Saya dulu pernah dengar dari kawan saya soal sosialisasi anti Yahudi di sekolah setingkat TK berbasis Islam. Kata teman saya, beberapa guru mengajarkan lagu-lagu yang berisi kecaman terhadap Israel dan ajakan untuk membunuh Yahudi. Saya antara percaya dan tidak saat itu. Pertama, percaya karena tidak ada alasan teman saya untuk berbohong dan bagaimana muslim radikal melakukan cara apapun untuk memperkuat basisnya. Kedua, tidak percaya karena masak iya di sekolah tingkat TK diajarkan lagu yang mengandung lirik 'bunuh'? Dulu saya waktu TK cuma diajarkan lagu tentang pelangi, balon dan kapiten.
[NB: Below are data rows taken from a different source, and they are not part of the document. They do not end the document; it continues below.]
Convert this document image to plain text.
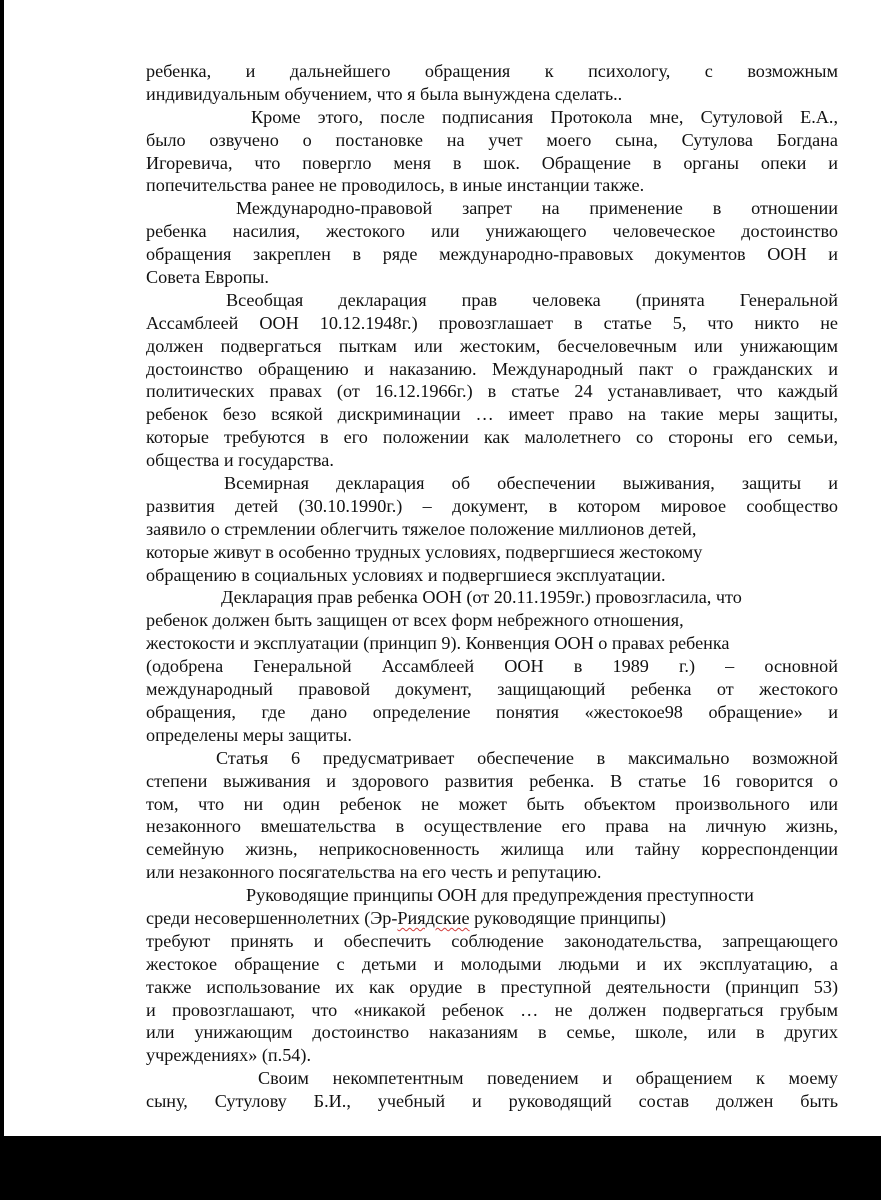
ребенка, и дальнейшего обращения к психологу, с возможным
индивидуальным обучением, что я была вынуждена сделать..
Кроме этого, после подписания Протокола мне, Сутуловой Е.А.,
было озвучено о постановке на учет моего сына, Сутулова Богдана
Игоревича, что повергло меня в шок. Обращение в органы опеки и
попечительства ранее не проводилось, в иные инстанции также.
Международно-правовой запрет на применение в отношении
ребенка насилия, жестокого или унижающего человеческое достоинство
обращения закреплен в ряде международно-правовых документов ООН и
Совета Европы.
Всеобщая декларация прав человека (принята Генеральной
Ассамблеей ООН 10.12.1948г.) провозглашает в статье 5, что никто не
должен подвергаться пыткам или жестоким, бесчеловечным или унижающим
достоинство обращению и наказанию. Международный пакт о гражданских и
политических правах (от 16.12.1966г.) в статье 24 устанавливает, что каждый
ребенок безо всякой дискриминации … имеет право на такие меры защиты,
которые требуются в его положении как малолетнего со стороны его семьи,
общества и государства.
Всемирная декларация об обеспечении выживания, защиты и
развития детей (30.10.1990г.) – документ, в котором мировое сообщество
заявило о стремлении облегчить тяжелое положение миллионов детей,
которые живут в особенно трудных условиях, подвергшиеся жестокому
обращению в социальных условиях и подвергшиеся эксплуатации.
Декларация прав ребенка ООН (от 20.11.1959г.) провозгласила, что
ребенок должен быть защищен от всех форм небрежного отношения,
жестокости и эксплуатации (принцип 9). Конвенция ООН о правах ребенка
(одобрена Генеральной Ассамблеей ООН в 1989 г.) – основной
международный правовой документ, защищающий ребенка от жестокого
обращения, где дано определение понятия «жестокое98 обращение» и
определены меры защиты.
Статья 6 предусматривает обеспечение в максимально возможной
степени выживания и здорового развития ребенка. В статье 16 говорится о
том, что ни один ребенок не может быть объектом произвольного или
незаконного вмешательства в осуществление его права на личную жизнь,
семейную жизнь, неприкосновенность жилища или тайну корреспонденции
или незаконного посягательства на его честь и репутацию.
Руководящие принципы ООН для предупреждения преступности
среди несовершеннолетних (Эр-Риядские руководящие принципы)
требуют принять и обеспечить соблюдение законодательства, запрещающего
жестокое обращение с детьми и молодыми людьми и их эксплуатацию, а
также использование их как орудие в преступной деятельности (принцип 53)
и провозглашают, что «никакой ребенок … не должен подвергаться грубым
или унижающим достоинство наказаниям в семье, школе, или в других
учреждениях» (п.54).
Своим некомпетентным поведением и обращением к моему
сыну, Сутулову Б.И., учебный и руководящий состав должен быть
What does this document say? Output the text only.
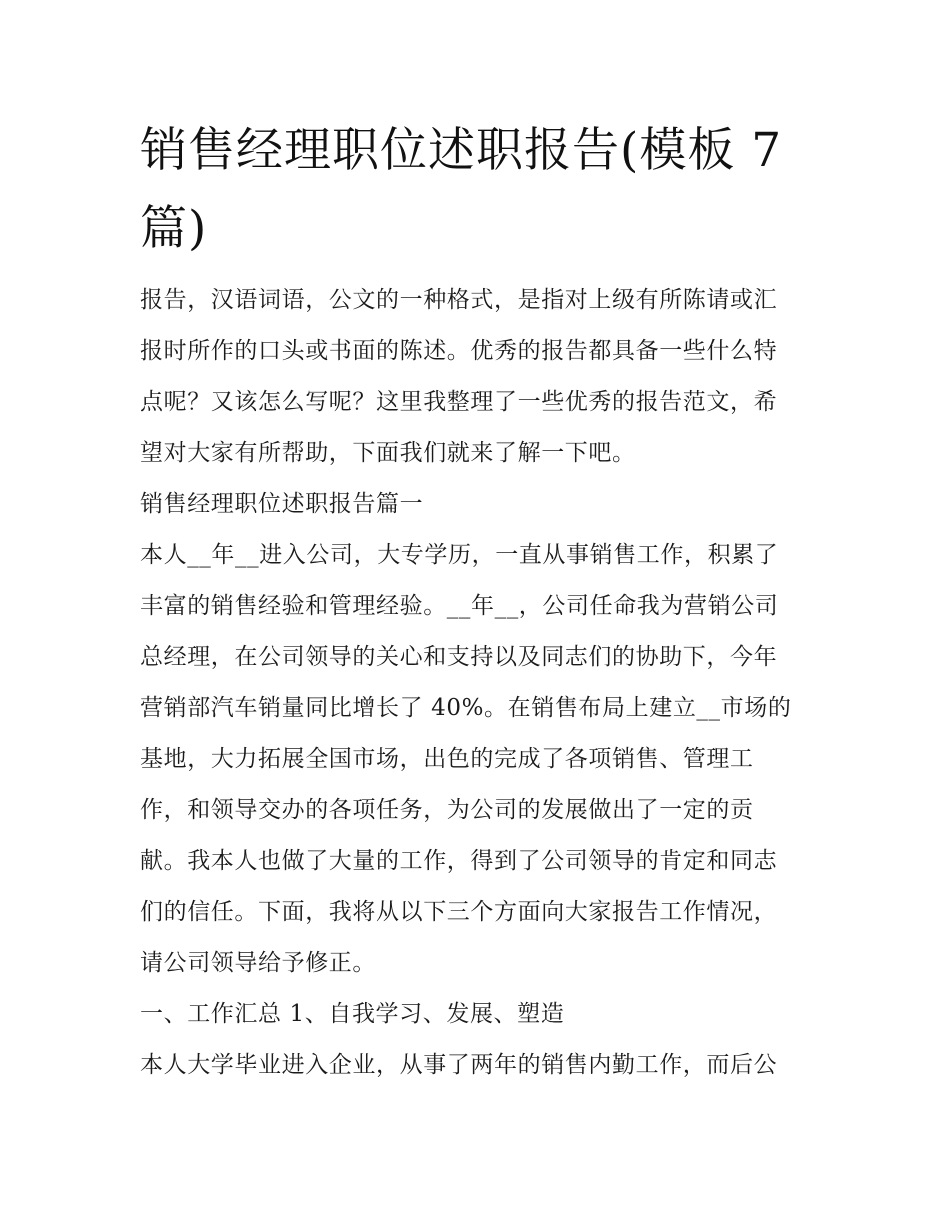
销售经理职位述职报告(模板 7
篇)

报告，汉语词语，公文的一种格式，是指对上级有所陈请或汇

报时所作的口头或书面的陈述。优秀的报告都具备一些什么特

点呢？又该怎么写呢？这里我整理了一些优秀的报告范文，希

望对大家有所帮助，下面我们就来了解一下吧。

销售经理职位述职报告篇一

本人__年__进入公司，大专学历，一直从事销售工作，积累了

丰富的销售经验和管理经验。__年__，公司任命我为营销公司

总经理，在公司领导的关心和支持以及同志们的协助下，今年

营销部汽车销量同比增长了 40%。在销售布局上建立__市场的

基地，大力拓展全国市场，出色的完成了各项销售、管理工

作，和领导交办的各项任务，为公司的发展做出了一定的贡

献。我本人也做了大量的工作，得到了公司领导的肯定和同志

们的信任。下面，我将从以下三个方面向大家报告工作情况，

请公司领导给予修正。

一、工作汇总 1、自我学习、发展、塑造

本人大学毕业进入企业，从事了两年的销售内勤工作，而后公
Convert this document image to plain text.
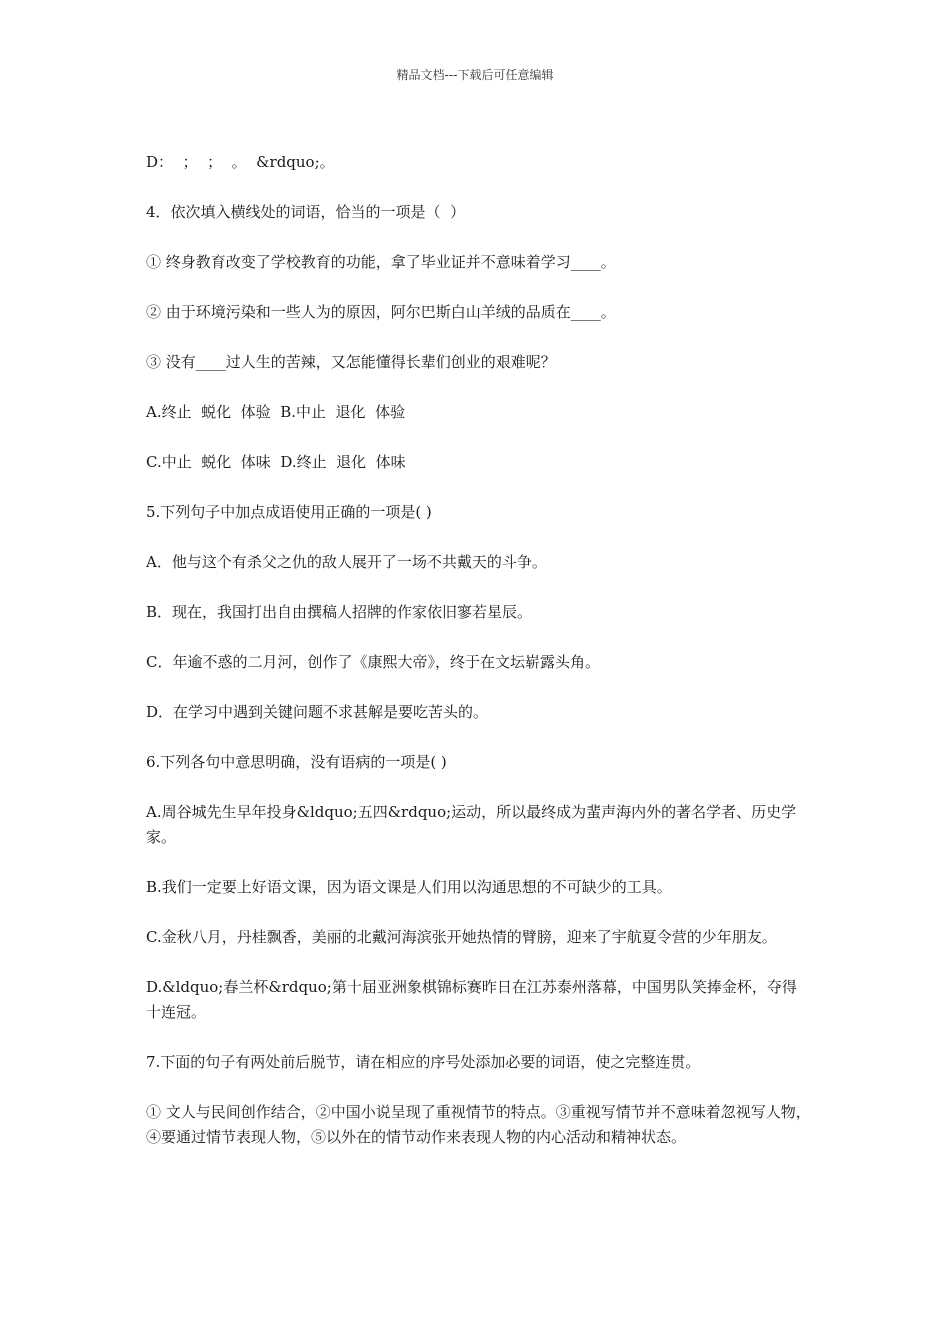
精品文档---下载后可任意编辑

D：  ；  ；  。  &rdquo;。

4．依次填入横线处的词语，恰当的一项是（  ）

① 终身教育改变了学校教育的功能，拿了毕业证并不意味着学习____。

② 由于环境污染和一些人为的原因，阿尔巴斯白山羊绒的品质在____。

③ 没有____过人生的苦辣，又怎能懂得长辈们创业的艰难呢？

A.终止  蜕化  体验  B.中止  退化  体验

C.中止  蜕化  体味  D.终止  退化  体味

5.下列句子中加点成语使用正确的一项是( )

A．他与这个有杀父之仇的敌人展开了一场不共戴天的斗争。

B．现在，我国打出自由撰稿人招牌的作家依旧寥若星辰。

C．年逾不惑的二月河，创作了《康熙大帝》，终于在文坛崭露头角。

D．在学习中遇到关键问题不求甚解是要吃苦头的。

6.下列各句中意思明确，没有语病的一项是( )

A.周谷城先生早年投身&ldquo;五四&rdquo;运动，所以最终成为蜚声海内外的著名学者、历史学家。

B.我们一定要上好语文课，因为语文课是人们用以沟通思想的不可缺少的工具。

C.金秋八月，丹桂飘香，美丽的北戴河海滨张开她热情的臂膀，迎来了宇航夏令营的少年朋友。

D.&ldquo;春兰杯&rdquo;第十届亚洲象棋锦标赛昨日在江苏泰州落幕，中国男队笑捧金杯，夺得十连冠。

7.下面的句子有两处前后脱节，请在相应的序号处添加必要的词语，使之完整连贯。

① 文人与民间创作结合，②中国小说呈现了重视情节的特点。③重视写情节并不意味着忽视写人物，④要通过情节表现人物，⑤以外在的情节动作来表现人物的内心活动和精神状态。
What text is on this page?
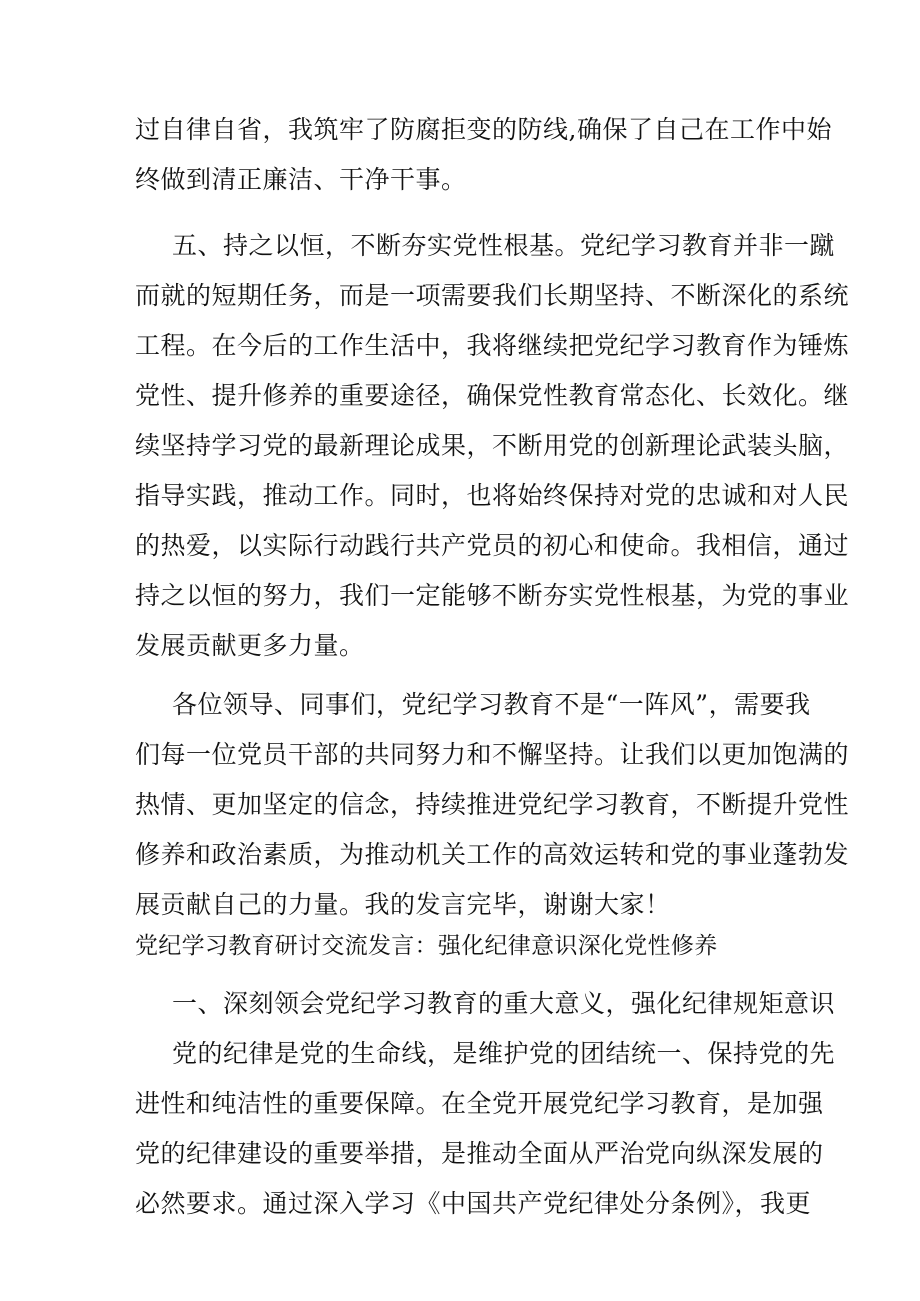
过自律自省，我筑牢了防腐拒变的防线,确保了自己在工作中始
终做到清正廉洁、干净干事。
五、持之以恒，不断夯实党性根基。党纪学习教育并非一蹴
而就的短期任务，而是一项需要我们长期坚持、不断深化的系统
工程。在今后的工作生活中，我将继续把党纪学习教育作为锤炼
党性、提升修养的重要途径，确保党性教育常态化、长效化。继
续坚持学习党的最新理论成果，不断用党的创新理论武装头脑，
指导实践，推动工作。同时，也将始终保持对党的忠诚和对人民
的热爱，以实际行动践行共产党员的初心和使命。我相信，通过
持之以恒的努力，我们一定能够不断夯实党性根基，为党的事业
发展贡献更多力量。
各位领导、同事们，党纪学习教育不是“一阵风”，需要我
们每一位党员干部的共同努力和不懈坚持。让我们以更加饱满的
热情、更加坚定的信念，持续推进党纪学习教育，不断提升党性
修养和政治素质，为推动机关工作的高效运转和党的事业蓬勃发
展贡献自己的力量。我的发言完毕，谢谢大家！
党纪学习教育研讨交流发言：强化纪律意识深化党性修养
一、深刻领会党纪学习教育的重大意义，强化纪律规矩意识
党的纪律是党的生命线，是维护党的团结统一、保持党的先
进性和纯洁性的重要保障。在全党开展党纪学习教育，是加强
党的纪律建设的重要举措，是推动全面从严治党向纵深发展的
必然要求。通过深入学习《中国共产党纪律处分条例》，我更
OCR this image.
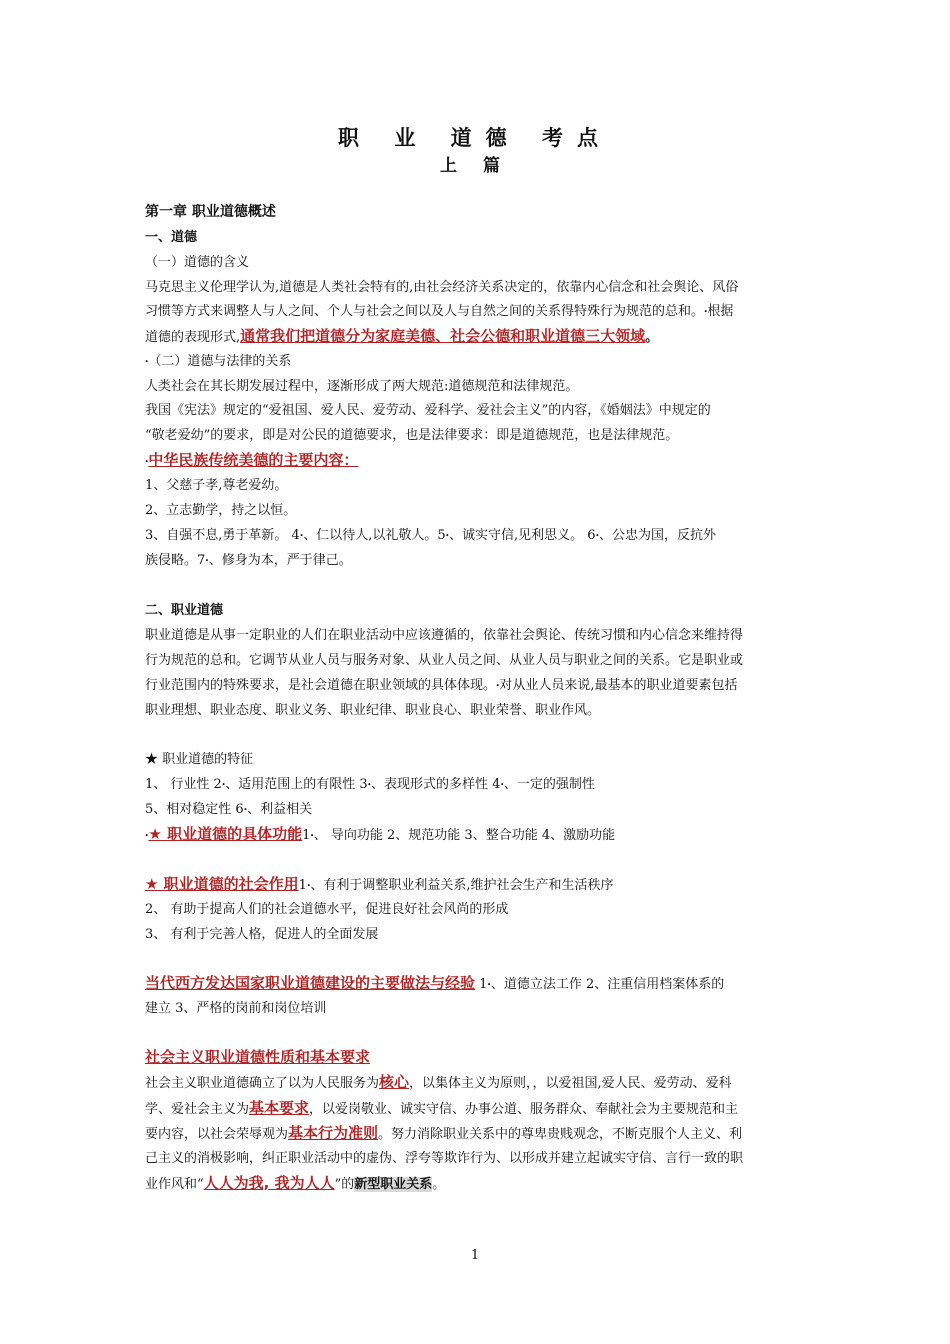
职 业 道德 考点
上 篇
第一章 职业道德概述
一、道德
（一）道德的含义
马克思主义伦理学认为,道德是人类社会特有的,由社会经济关系决定的，依靠内心信念和社会舆论、风俗
习惯等方式来调整人与人之间、个人与社会之间以及人与自然之间的关系得特殊行为规范的总和。ꞏ根据
道德的表现形式,通常我们把道德分为家庭美德、社会公德和职业道德三大领域。
ꞏ（二）道德与法律的关系
人类社会在其长期发展过程中，逐渐形成了两大规范:道德规范和法律规范。
我国《宪法》规定的“爱祖国、爱人民、爱劳动、爱科学、爱社会主义”的内容，《婚姻法》中规定的
“敬老爱幼”的要求，即是对公民的道德要求，也是法律要求：即是道德规范，也是法律规范。
ꞏ中华民族传统美德的主要内容：
1、父慈子孝,尊老爱幼。
2、立志勤学，持之以恒。
3、自强不息,勇于革新。 4ꞏ、仁以待人,以礼敬人。5ꞏ、诚实守信,见利思义。 6ꞏ、公忠为国，反抗外
族侵略。7ꞏ、修身为本，严于律己。
二、职业道德
职业道德是从事一定职业的人们在职业活动中应该遵循的，依靠社会舆论、传统习惯和内心信念来维持得
行为规范的总和。它调节从业人员与服务对象、从业人员之间、从业人员与职业之间的关系。它是职业或
行业范围内的特殊要求，是社会道德在职业领域的具体体现。ꞏ对从业人员来说,最基本的职业道要素包括
职业理想、职业态度、职业义务、职业纪律、职业良心、职业荣誉、职业作风。
★ 职业道德的特征
1、 行业性 2ꞏ、适用范围上的有限性 3ꞏ、表现形式的多样性 4ꞏ、一定的强制性
5、相对稳定性 6ꞏ、利益相关
ꞏ★ 职业道德的具体功能1ꞏ、 导向功能 2、规范功能 3、整合功能 4、激励功能
★ 职业道德的社会作用1ꞏ、有利于调整职业利益关系,维护社会生产和生活秩序
2、 有助于提高人们的社会道德水平，促进良好社会风尚的形成
3、 有利于完善人格，促进人的全面发展
当代西方发达国家职业道德建设的主要做法与经验 1ꞏ、道德立法工作 2、注重信用档案体系的
建立 3、严格的岗前和岗位培训
社会主义职业道德性质和基本要求
社会主义职业道德确立了以为人民服务为核心，以集体主义为原则，，以爱祖国,爱人民、爱劳动、爱科
学、爱社会主义为基本要求，以爱岗敬业、诚实守信、办事公道、服务群众、奉献社会为主要规范和主
要内容，以社会荣辱观为基本行为准则。努力消除职业关系中的尊卑贵贱观念，不断克服个人主义、利
己主义的消极影响，纠正职业活动中的虚伪、浮夸等欺诈行为、以形成并建立起诚实守信、言行一致的职
业作风和“人人为我, 我为人人”的新型职业关系。
1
Lalu saya juga masih percaya ajaran Islam tak pernah mengijinkan untuk menyebarkan kebencian.


Sore ini, dengan mata dan telinga saya sendiri, saya lihat dan dengar bagaimana akhirnya saya menjatuhkan keyakinan saya pada pilihan pertama: percaya bahwa muslim radikal melakukan cara apapun untuk memperkuat basis, dengan menyebarkan kebencian.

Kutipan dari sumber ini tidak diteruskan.